Наступление намечалось на утро 27 октября. И мы сразу же после совещания принялись готовиться к нему. Исходное положение для атаки занимали заблаговременно и только по ночам. Первой, за двое суток до атаки, заняла позиции артиллерия. В следующую ночь на исходные рубежи выходили танки и пехота. На дорогах дежурили офицеры, обеспечивавшие соблюдение полнейшей светомаскировки. Приказ на этот счет был строг и категоричен: если кто-либо попытается зажечь фары, разбивать их немедля.

Маскировка, как стало ясно потом, достигла своей цели. Но это не значит, что противник вообще не ждал нашего наступления. Для этого он был слишком опытен и искушен в оценке обстановки.
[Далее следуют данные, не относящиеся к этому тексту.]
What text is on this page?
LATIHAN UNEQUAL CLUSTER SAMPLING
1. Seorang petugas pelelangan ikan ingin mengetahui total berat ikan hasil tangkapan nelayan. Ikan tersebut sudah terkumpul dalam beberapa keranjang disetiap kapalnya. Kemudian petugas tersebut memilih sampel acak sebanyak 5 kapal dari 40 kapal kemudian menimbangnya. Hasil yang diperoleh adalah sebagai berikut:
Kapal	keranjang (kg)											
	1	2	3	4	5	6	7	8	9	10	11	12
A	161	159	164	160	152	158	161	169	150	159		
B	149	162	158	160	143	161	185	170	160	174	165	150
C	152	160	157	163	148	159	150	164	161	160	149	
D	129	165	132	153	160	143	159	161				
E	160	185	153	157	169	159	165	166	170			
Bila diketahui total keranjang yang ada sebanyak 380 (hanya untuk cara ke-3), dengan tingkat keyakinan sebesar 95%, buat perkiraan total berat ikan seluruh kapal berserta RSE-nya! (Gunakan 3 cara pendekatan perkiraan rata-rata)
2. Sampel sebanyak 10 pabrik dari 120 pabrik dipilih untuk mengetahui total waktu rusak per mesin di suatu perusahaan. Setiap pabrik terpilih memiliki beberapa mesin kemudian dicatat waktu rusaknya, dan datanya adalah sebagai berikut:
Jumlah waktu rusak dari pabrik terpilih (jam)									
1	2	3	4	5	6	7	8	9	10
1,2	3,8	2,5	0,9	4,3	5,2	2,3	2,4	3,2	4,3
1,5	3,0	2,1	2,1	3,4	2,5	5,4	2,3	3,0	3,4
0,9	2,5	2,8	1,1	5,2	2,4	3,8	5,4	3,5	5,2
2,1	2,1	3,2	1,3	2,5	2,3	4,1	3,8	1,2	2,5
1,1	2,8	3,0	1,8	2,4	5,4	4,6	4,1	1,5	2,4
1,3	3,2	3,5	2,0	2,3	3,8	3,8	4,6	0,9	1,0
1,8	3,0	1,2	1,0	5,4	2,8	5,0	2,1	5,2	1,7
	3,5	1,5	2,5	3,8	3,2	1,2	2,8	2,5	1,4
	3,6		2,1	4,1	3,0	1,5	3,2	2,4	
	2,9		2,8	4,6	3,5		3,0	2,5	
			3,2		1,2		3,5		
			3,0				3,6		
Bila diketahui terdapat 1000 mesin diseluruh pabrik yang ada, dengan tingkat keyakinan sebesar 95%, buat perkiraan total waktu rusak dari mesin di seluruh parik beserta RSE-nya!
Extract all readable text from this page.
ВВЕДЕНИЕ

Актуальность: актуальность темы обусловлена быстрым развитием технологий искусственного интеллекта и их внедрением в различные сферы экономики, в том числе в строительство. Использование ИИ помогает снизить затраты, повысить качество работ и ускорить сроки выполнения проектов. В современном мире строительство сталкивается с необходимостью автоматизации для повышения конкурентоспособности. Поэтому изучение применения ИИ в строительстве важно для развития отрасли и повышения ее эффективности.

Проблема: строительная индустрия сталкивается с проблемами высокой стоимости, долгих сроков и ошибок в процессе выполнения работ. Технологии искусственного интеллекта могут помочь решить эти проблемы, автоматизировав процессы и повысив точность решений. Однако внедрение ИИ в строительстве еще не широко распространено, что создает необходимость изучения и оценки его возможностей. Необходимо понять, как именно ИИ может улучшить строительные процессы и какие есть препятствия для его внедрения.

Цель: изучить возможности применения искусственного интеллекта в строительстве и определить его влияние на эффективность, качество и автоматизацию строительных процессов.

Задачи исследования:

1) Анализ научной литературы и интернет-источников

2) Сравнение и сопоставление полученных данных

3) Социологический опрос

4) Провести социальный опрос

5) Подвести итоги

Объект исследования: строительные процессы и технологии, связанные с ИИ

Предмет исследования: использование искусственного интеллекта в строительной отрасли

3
После того как были взяты первые пленные, мы узнали, что гитлеровцы много внимания уделяли обороне. Они подтянули сюда крупные резервы. Немецкое командование издало приказ, в котором требовало от всех офицеров и солдат не отступать ни на шаг. Была даже проведена такая своеобразная моральная акция: от каждого солдата потребовали дать подписку, что он предпочтет погибнуть, но не покинет поля боя. Видно, полагаться на присягу и дисциплину уже не приходилось.

Впрочем, попять эти отчаянные меры неприятельского командования можно. Ведь за спиной у гитлеровцев было море, а надежд на эвакуацию – никаких. Германская ставка требовала от курляндский группировки одного – держаться и держаться.

На рассвете 27 октября грянула наша артиллерия. За огневым валом, тесно прижимаясь к нему, двинулась нехота. Устремились вперед танки. В тяжелый гром канонады вплеталось громкое и протяжное "ура".

Вскоре первая линия траншей была взята. 150-я успешно продвигалась вперед. Неприятель попытался контратаковать дивизию с флангов, взять ее в клещи. Но своевременный маневр 469-м полком, несколько оттянутым назад, позволил пресечь эти попытки. Медленно, но верно продвигались мы на северо-запад.

В этих боях не было недостатка в инициативных, поистине героических действиях наших воинов. Особенно отличился рядовой Дорошенко. Он первым ворвался в неприятельскую траншею и автоматным огнем и гранатами уничтожил 15 фашистов. Оставшихся в живых девятерых солдат он заставил поднять руки и с помощью подбежавших товарищей взял их в плен.

Большую отвагу и тактическую сметку продемонстрировал командир стрелкового взвода младший лейтенант Егоров. Со своими бойцами он, опередив другие подразделения, перерезал железную дорогу, ведущую к Вегеряю. Гитлеровцы контратаковали отчаянно. Совершенно очевидный перевес в силах был на их стороне. Но они ничего не могли поделать с дерзким взводом, удерживавшим захваченный отрезок полотна в ожидании, пока сюда подтянется весь батальон. Егоров толково организовал оборону. Бойцы буквально вросли в землю. Отбивая одну из особенно упорных контратак, младший лейтенант сам застрелил фашистского офицера и двух солдат. А всего взвод до подхода батальона уложил 19 гитлеровцев.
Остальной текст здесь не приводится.